É absolutamente escandalosa a degenerescência dos produtos cosméticos. A falsificação generalizada dos produtos cosméticos está-me a deixar perigosamente nervoso. A pasta medicinal Couto deixou de ser medicinal e vende-se nos no botecos de bairro; a lanolina perdeu a sua mística redentora; o algodão Thermogene, de calor avassalante, já não nos faz cuspir fogo; o washandgo é uma síntese impertinentemente desqualificada do velho trato capilar, tão demorado como conceituado; o pó de arroz virou pó de talco; o sabonete patti da minha infância, inefável de aromas subtilmente afrodisíacos, cheira a outro sabonete qualquer; o Cacharel cheira a limonada.
Mas a história que vos quero contar gira à volta do Chipre Imperial, um sabonete dos anos setenta que representa certamente o mais notório caso de mistificação cosmética.
Na semana passada, deambulando por um supermercado, deparei com uma prateleira do velho sabonete Chipre Imperial e travei às quatro rodas, paralisado pelo espanto e pela saudade. (O espanto parou as duas rodas da frente e a saudade parou as outras duas). Comprei uma boa porção e fui para casa, convicto da transformação que aquele sabonete iria operar na minha vida. Enquanto isso, a minha memória, evasiva e tumultuadamente, transportou-me até a segunda metade da década de setenta: um duche lento, uma expectativa suculenta, um espelho sorridente de pasta Couto, uma hipótese de erecção e o sabonete Chipre Imperial, o ubíquo e compassivo Chipre Imperial, a permanente segurança, o terror impiedoso de todos os odores, a salvação dos dias mornos, o elixir da virilidade absoluta. Uma manhã com Chipre Imperial assegurava-me uma tarde promissora e uma noite sempre irrevogavelmente cumprida. As mulheres sucumbiam ao suave aroma do Chipre e o meu corpo respondia voluptuoso e imponente aos seus ataques inteligentemente subreptícios.
Há oito dias que me lavo (digo, me esfrego, me derreto, me envolvo, inundo) com Chipre Imperial. Só que, desta vez, o sabonete de todas as delícias está miseravelmente falsificado., Nem um único espelho me sorriu, nem uma única mulher reagiu favoravelmente ao meu aroma. Pelo contrário, o sabonete descredibilizou a minha tarde e emudeceu a minha noite. Desinspirou a minha verve, adocicou-me sovacos e cuecas. Enfim, uma miserável falsificação de sabonetes e os falsários por aí livres e impunes!

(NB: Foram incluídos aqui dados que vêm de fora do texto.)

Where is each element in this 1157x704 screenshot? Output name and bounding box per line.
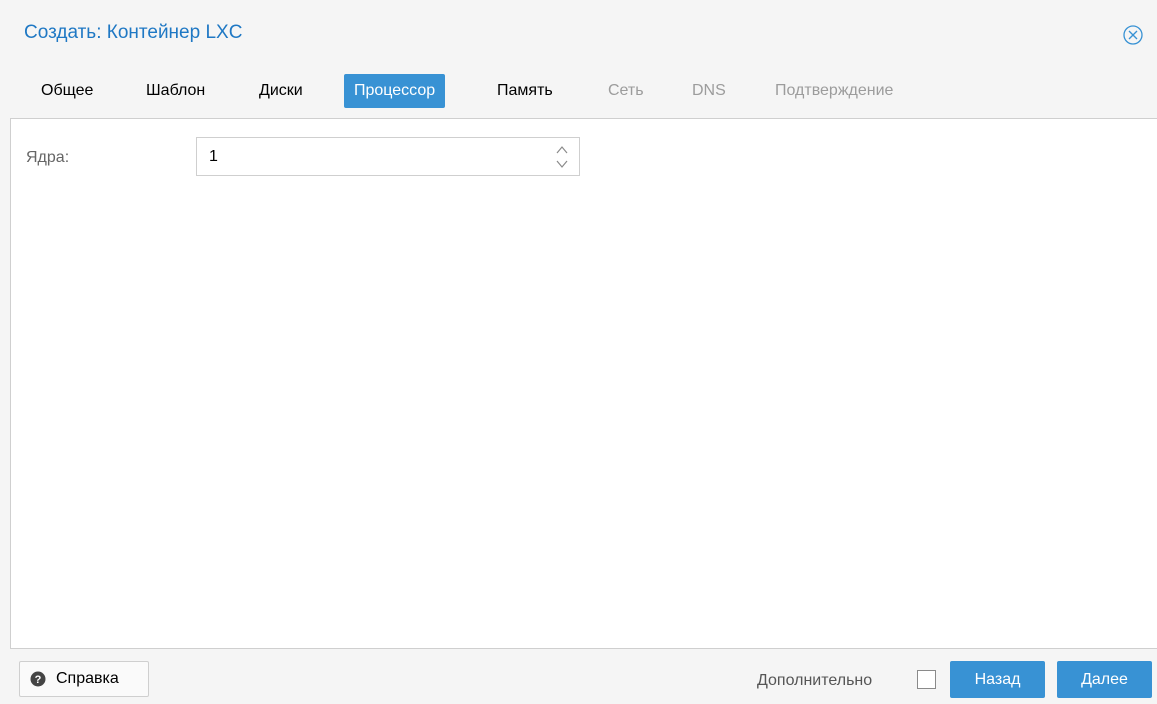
tab-general[interactable]: Общее bbox=[31, 74, 103, 108]
tab-memory[interactable]: Память bbox=[487, 74, 563, 108]
tab-disks[interactable]: Диски bbox=[249, 74, 313, 108]
advanced-label: Дополнительно bbox=[757, 672, 873, 689]
close-icon[interactable] bbox=[1122, 24, 1144, 46]
help-button[interactable]: ? Справка bbox=[19, 661, 149, 697]
tab-confirm: Подтверждение bbox=[775, 82, 894, 99]
lxc-create-dialog: Создать: Контейнер LXC Общее Шаблон Диск… bbox=[0, 0, 1157, 704]
up-down-arrows-icon[interactable] bbox=[555, 144, 569, 170]
next-button[interactable]: Далее bbox=[1057, 661, 1152, 698]
cores-label: Ядра: bbox=[26, 149, 70, 166]
cores-spinner[interactable]: 1 bbox=[196, 137, 580, 176]
cores-value[interactable]: 1 bbox=[209, 148, 218, 166]
wizard-tabs: Общее Шаблон Диски Процессор Память Сеть… bbox=[0, 70, 1157, 118]
question-circle-icon: ? bbox=[30, 671, 46, 687]
tab-cpu[interactable]: Процессор bbox=[344, 74, 446, 108]
tab-dns: DNS bbox=[692, 82, 726, 99]
help-button-label: Справка bbox=[56, 670, 119, 687]
dialog-title: Создать: Контейнер LXC bbox=[24, 22, 243, 43]
title-bar: Создать: Контейнер LXC bbox=[0, 0, 1157, 70]
advanced-checkbox[interactable] bbox=[917, 670, 936, 689]
tab-template[interactable]: Шаблон bbox=[136, 74, 215, 108]
tab-network: Сеть bbox=[608, 82, 644, 99]
svg-text:?: ? bbox=[35, 674, 42, 686]
back-button[interactable]: Назад bbox=[950, 661, 1045, 698]
dialog-footer: ? Справка Дополнительно Назад Далее bbox=[0, 649, 1157, 704]
cpu-panel: Ядра: 1 bbox=[10, 118, 1157, 649]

O meu amigo João Luís disse-me que isso se pode dever ao facto de eu ter feito 61 anos no mês passado. Definitivamente, os nossos amigos estão a ficar destituídos de sentido crítico e acreditam em qualquer patranha. Quer dizer, os falsários proliferam sem restrições e depois o nosso aniversário é que tem a culpa???